Run SpatialLM on Windows: Step by Step Installation Guide

SpatialLM is a groundbreaking AI tool designed for spatial reasoning and 3D scene understanding. It processes 3D point cloud data generated from videos or other sources and outputs structured representations, such as architectural layouts or object mappings.
Running SpatialLM on Windows requires specific configurations and tools. This guide provides a step-by-step walkthrough to install, configure, and use SpatialLM on a Windows system efficiently.
Overview of SpatialLM
SpatialLM integrates advanced AI technologies like SLAM (Simultaneous Localization and Mapping) and large language models to generate spatially coherent 3D maps. It has applications in architecture, robotics, interior design, autonomous navigation, and human-computer interaction.
Key Features:
- Input Sources: Monocular video sequences, RGBD images, LiDAR sensors.
- Outputs: Structured 3D layouts with semantic categories (walls, doors, furniture).
- Models: Two versions available:
- SpatialLM-Llama (1 billion parameters).
- SpatialLM-Qwen (0.5 billion parameters).
Prerequisites
Before installing SpatialLM, ensure your system meets the following requirements:
Hardware Requirements
- Nvidia GPU with CUDA cores.
- At least 8 GB of RAM.
- Sufficient disk space for model files and dependencies (~20 GB recommended).
Software Requirements
- Windows 11 (preferred for compatibility with WSL2).
- Python 3.11.
- CUDA Toolkit (Version 12.4).
- Conda for environment management.
- Poetry for dependency installation.
Setting Up Windows for Machine Learning
- Enable Hardware Virtualization:
- Check virtualization status in Task Manager.

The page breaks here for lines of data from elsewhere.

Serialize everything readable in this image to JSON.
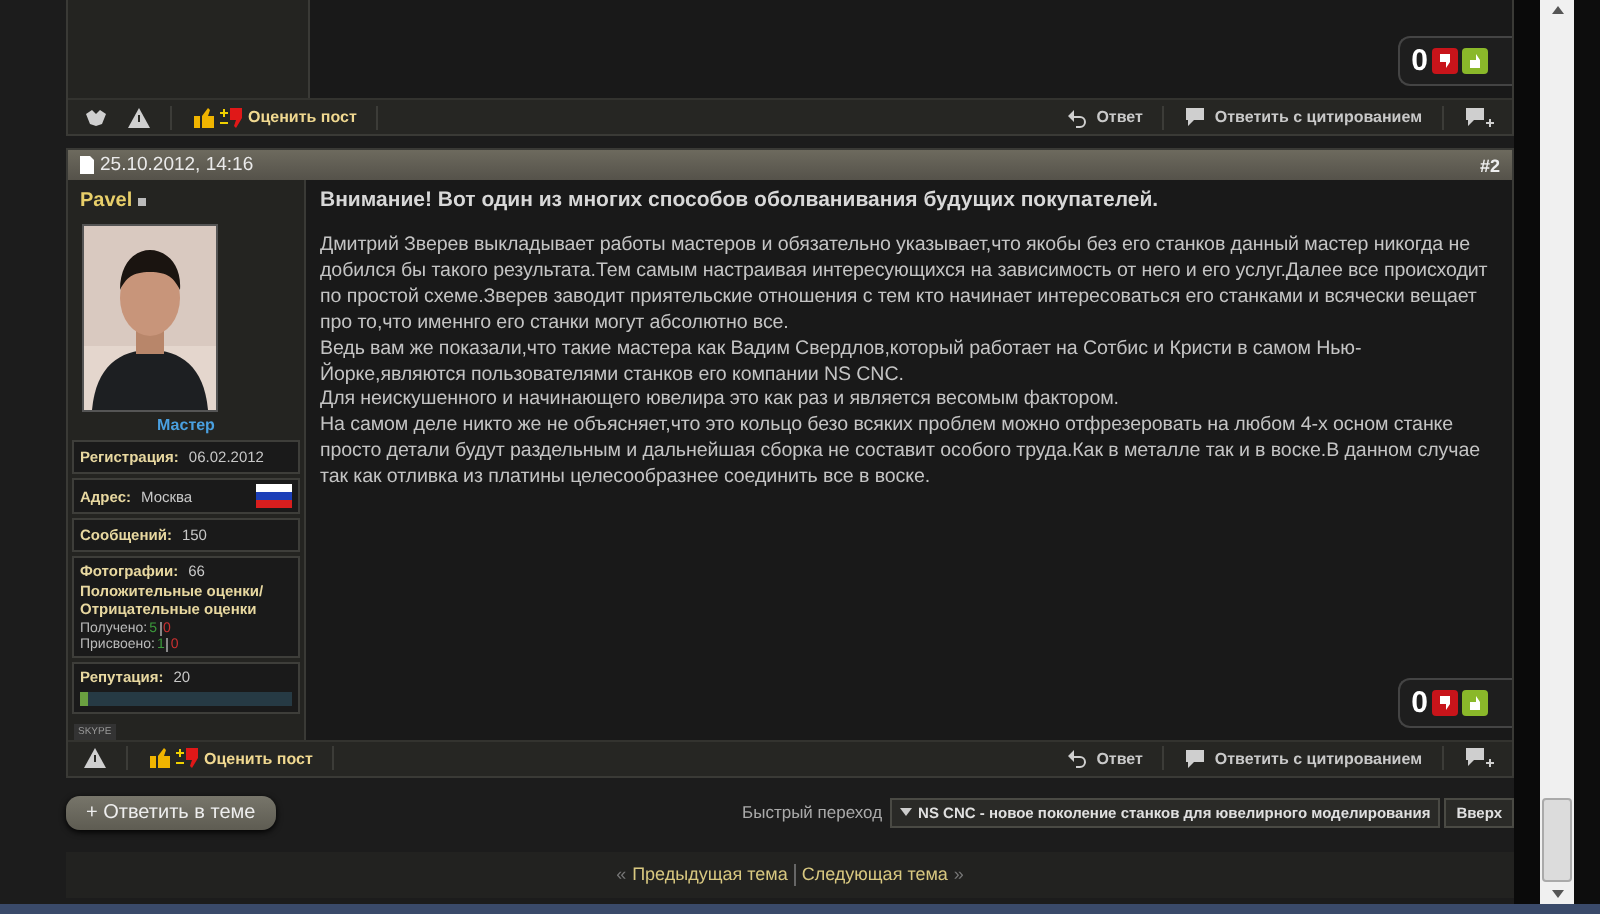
{
  "top_post": {
    "score": "0",
    "rate_label": "Оценить пост",
    "reply": "Ответ",
    "reply_quote": "Ответить с цитированием"
  },
  "post": {
    "date": "25.10.2012, 14:16",
    "number": "#2",
    "author": {
      "name": "Pavel",
      "rank": "Мастер",
      "registration": {
        "label": "Регистрация:",
        "value": "06.02.2012"
      },
      "address": {
        "label": "Адрес:",
        "value": "Москва"
      },
      "messages": {
        "label": "Сообщений:",
        "value": "150"
      },
      "photos": {
        "label": "Фотографии:",
        "value": "66"
      },
      "ratings_title": "Положительные оценки/Отрицательные оценки",
      "received": {
        "label": "Получено:",
        "positive": "5",
        "negative": "0"
      },
      "given": {
        "label": "Присвоено:",
        "positive": "1",
        "negative": "0"
      },
      "reputation": {
        "label": "Репутация:",
        "value": "20",
        "level": 0.04
      },
      "skype": "SKYPE"
    },
    "title": "Внимание! Вот один из многих способов оболванивания будущих покупателей.",
    "paragraphs": [
      "Дмитрий Зверев выкладывает работы мастеров и обязательно указывает,что якобы без его станков данный мастер никогда не добился бы такого результата.Тем самым настраивая интересующихся на зависимость от него и его услуг.Далее все происходит по простой схеме.Зверев заводит приятельские отношения с тем кто начинает интересоваться его станками и всячески вещает про то,что именнго его станки могут абсолютно все.",
      "Ведь вам же показали,что такие мастера как Вадим Свердлов,который работает на Сотбис и Кристи в самом Нью-Йорке,являются пользователями станков его компании NS CNC.",
      "Для неискушенного и начинающего ювелира это как раз и является весомым фактором.",
      "На самом деле никто же не объясняет,что это кольцо безо всяких проблем можно отфрезеровать на любом 4-х осном станке просто детали будут раздельным и дальнейшая сборка не составит особого труда.Как в металле так и в воске.В данном случае так как отливка из платины целесообразнее соединить все в воске."
    ],
    "score": "0",
    "rate_label": "Оценить пост",
    "reply": "Ответ",
    "reply_quote": "Ответить с цитированием"
  },
  "reply_thread": "+ Ответить в теме",
  "quick_jump": {
    "label": "Быстрый переход",
    "value": "NS CNC - новое поколение станков для ювелирного моделирования",
    "top": "Вверх"
  },
  "nav": {
    "prev_mark": "«",
    "prev": "Предыдущая тема",
    "next": "Следующая тема",
    "next_mark": "»"
  }
}
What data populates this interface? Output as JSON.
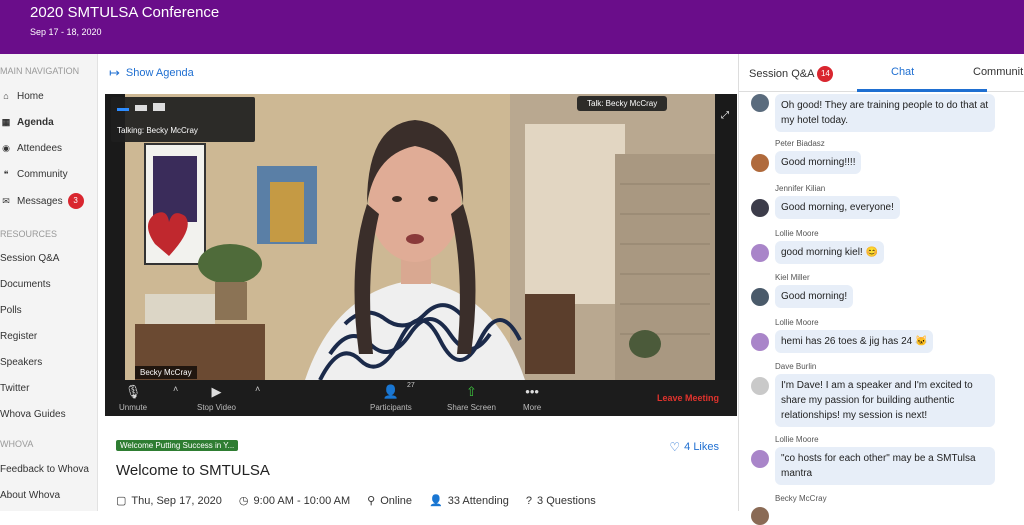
{
  "header": {
    "title": "2020 SMTULSA Conference",
    "dates": "Sep 17 - 18, 2020",
    "bg": "#6a0d8a"
  },
  "sidebar": {
    "main_nav_label": "MAIN NAVIGATION",
    "items": [
      {
        "label": "Home",
        "icon": "home-icon",
        "glyph": "⌂"
      },
      {
        "label": "Agenda",
        "icon": "calendar-icon",
        "glyph": "▦"
      },
      {
        "label": "Attendees",
        "icon": "people-icon",
        "glyph": "👥"
      },
      {
        "label": "Community",
        "icon": "chat-bubbles-icon",
        "glyph": "💬"
      },
      {
        "label": "Messages",
        "icon": "envelope-icon",
        "glyph": "✉",
        "badge": "3"
      }
    ],
    "resources_label": "RESOURCES",
    "resources": [
      "Session Q&A",
      "Documents",
      "Polls",
      "Register",
      "Speakers",
      "Twitter",
      "Whova Guides"
    ],
    "whova_label": "WHOVA",
    "whova_items": [
      "Feedback to Whova",
      "About Whova"
    ]
  },
  "main": {
    "show_agenda": "Show Agenda",
    "video": {
      "talking": "Talking: Becky McCray",
      "talk_label": "Talk: Becky McCray",
      "name_tag": "Becky McCray",
      "controls": {
        "unmute": "Unmute",
        "stop_video": "Stop Video",
        "participants": "Participants",
        "participants_count": "27",
        "share_screen": "Share Screen",
        "more": "More",
        "leave": "Leave Meeting"
      }
    },
    "tag": "Welcome Putting Success in Y...",
    "likes": "4 Likes",
    "session_title": "Welcome to SMTULSA",
    "meta": {
      "date": "Thu, Sep 17, 2020",
      "time": "9:00 AM - 10:00 AM",
      "location": "Online",
      "attending": "33 Attending",
      "questions": "3 Questions"
    }
  },
  "right": {
    "tabs": {
      "qa": "Session Q&A",
      "qa_badge": "14",
      "chat": "Chat",
      "community": "Communit"
    },
    "messages": [
      {
        "author": "",
        "text": "Oh good! They are training people to do that at my hotel today.",
        "avatar": "#5a6b7d"
      },
      {
        "author": "Peter Biadasz",
        "text": "Good morning!!!!",
        "avatar": "#b06a3c"
      },
      {
        "author": "Jennifer Kilian",
        "text": "Good morning, everyone!",
        "avatar": "#3c3c4a"
      },
      {
        "author": "Lollie Moore",
        "text": "good morning kiel! 😊",
        "avatar": "#a985c9"
      },
      {
        "author": "Kiel Miller",
        "text": "Good morning!",
        "avatar": "#4a5a6a"
      },
      {
        "author": "Lollie Moore",
        "text": "hemi has 26 toes & jig has 24 🐱",
        "avatar": "#a985c9"
      },
      {
        "author": "Dave Burlin",
        "text": "I'm Dave! I am a speaker and I'm excited to share my passion for building authentic relationships! my session is next!",
        "avatar": "#c9c9c9"
      },
      {
        "author": "Lollie Moore",
        "text": "\"co hosts for each other\" may be a SMTulsa mantra",
        "avatar": "#a985c9"
      },
      {
        "author": "Becky McCray",
        "text": "",
        "avatar": "#8a6a55"
      }
    ]
  }
}
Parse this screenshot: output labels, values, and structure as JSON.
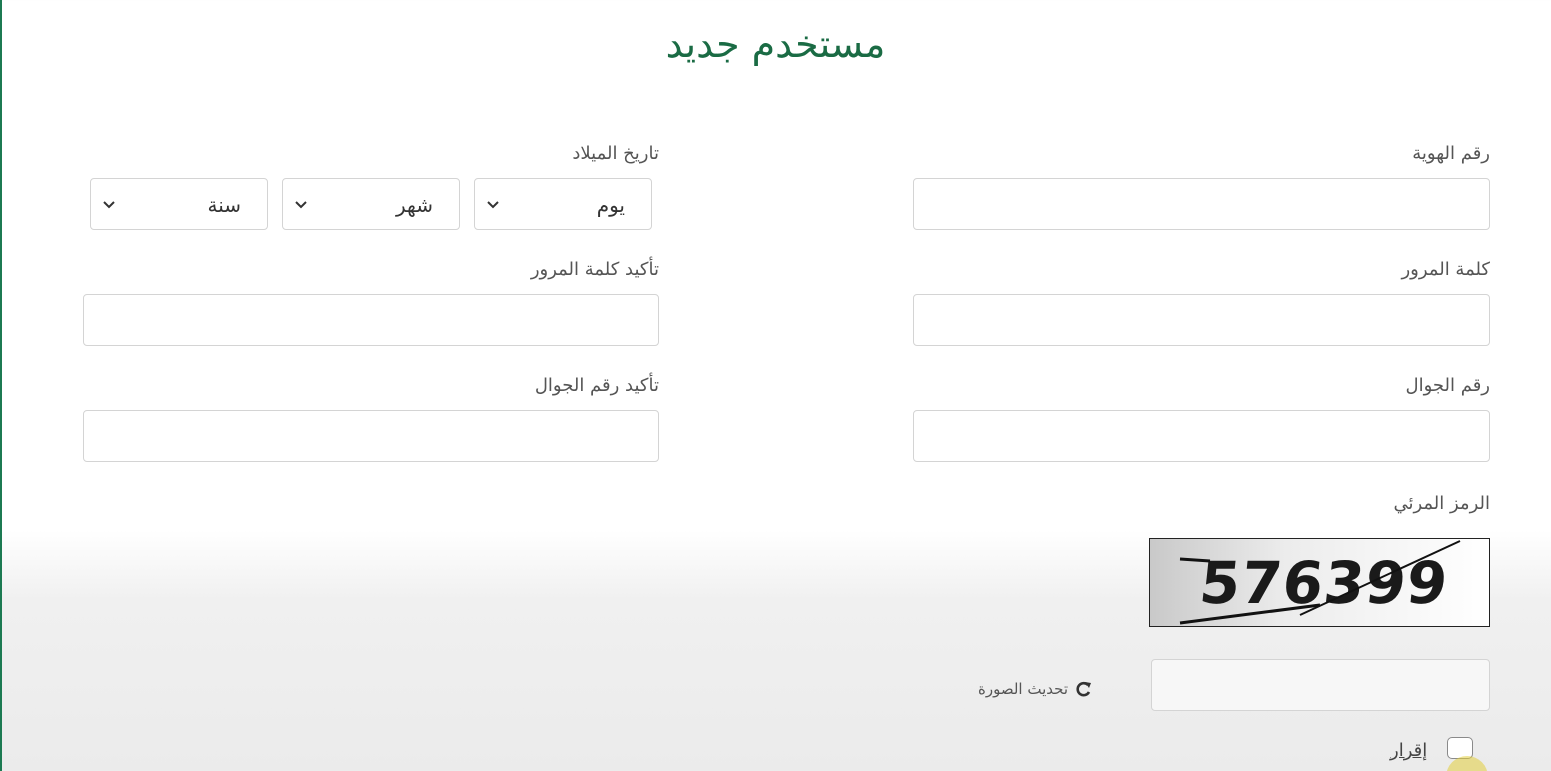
{
  "page": {
    "title": "مستخدم جديد"
  },
  "form": {
    "id_number": {
      "label": "رقم الهوية",
      "value": ""
    },
    "birth_date": {
      "label": "تاريخ الميلاد",
      "day": "يوم",
      "month": "شهر",
      "year": "سنة"
    },
    "password": {
      "label": "كلمة المرور",
      "value": ""
    },
    "confirm_password": {
      "label": "تأكيد كلمة المرور",
      "value": ""
    },
    "mobile": {
      "label": "رقم الجوال",
      "value": ""
    },
    "confirm_mobile": {
      "label": "تأكيد رقم الجوال",
      "value": ""
    },
    "captcha": {
      "label": "الرمز المرئي",
      "image_text": "576399",
      "value": "",
      "refresh_label": "تحديث الصورة",
      "refresh_icon": "refresh-icon"
    },
    "declaration": {
      "label": "إقرار",
      "checked": false
    }
  },
  "colors": {
    "accent": "#1a6b44",
    "border": "#d4d4d4",
    "text": "#555555"
  }
}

- Enable it through BIOS settings if disabled.
- Install Windows Subsystem for Linux (WSL):
- Open PowerShell as Administrator.
- Run
wsl --install
to install WSL2 and Ubuntu LTS.
- Update PowerShell:
- Download the latest version from the official Microsoft website.
- Install it and set it as the default terminal application.
Installation Steps
Follow these steps to install SpatialLM on your Windows machine:
Step 1: Clone the Repository
Open the terminal and execute:
git clone https://github.com/manycore-research/SpatialLM.git
cd SpatialLM
Step 2: Create a Conda Environment
Set up a Conda environment with CUDA support:
conda create -n spatiallm python=3.11
conda activate spatiallm
conda install -y nvidia/label/cuda-12.4.0::cuda-toolkit conda-forge::sparsehash
Step 3: Install Dependencies Using Poetry
Install Poetry and dependencies:
pip install poetry
poetry config virtualenvs.create false --local
poetry install
poe install-torchsparse
Note: Building the wheel for torchsparse
might take some time.
Running Inference
Once installed, you can run inference using preprocessed point clouds or your own video data.
Step 1: Download Example Point Cloud Data
Use Hugging Face CLI to download sample data:
huggingface-cli download manycore-research/SpatialLM-Testset pcd/scene0000_00.ply --repo-type dataset --local-dir .
Step 2: Execute Inference Script
Run the inference script to process the point cloud:
python inference.py --point_cloud pcd/scene0000_00.ply --output scene0000_00.txt --model_path manycore-research/SpatialLM-Llama-1B
Step 3: Visualize Results
Use rerun
to visualize the processed data:
rerun --input scene0000_00.txt --output visualization.html
Applications of SpatialLM
SpatialLM has diverse applications across multiple industries:
Interior Design and Architecture
- Generate detailed floor plans from video inputs.
- Optimize layouts based on user preferences.
Robotics
- Enable robots to navigate complex environments using spatial reasoning.
- Provide step-by-step navigation instructions based on mapped spaces.
Human Interaction
- Act as an intelligent assistant for spatial queries.
- Suggest modifications or improvements in room layouts.
Troubleshooting Tips
If you encounter issues during installation or execution:
- CUDA Errors: Ensure correct version compatibility between CUDA Toolkit and your GPU drivers.
- Dependency Installation Issues: Verify that Poetry is correctly configured to use the local environment.
- Visualization Problems: Check if
rerun
is installed properly and supports your output format.
Conclusion
Running SpatialLM on Windows provides a powerful tool for spatial understanding tasks without requiring specialized hardware setups. By leveraging WSL2, CUDA-enabled GPUs, and open-source tools like Conda and Poetry, users can efficiently map spaces and generate structured outputs for various applications.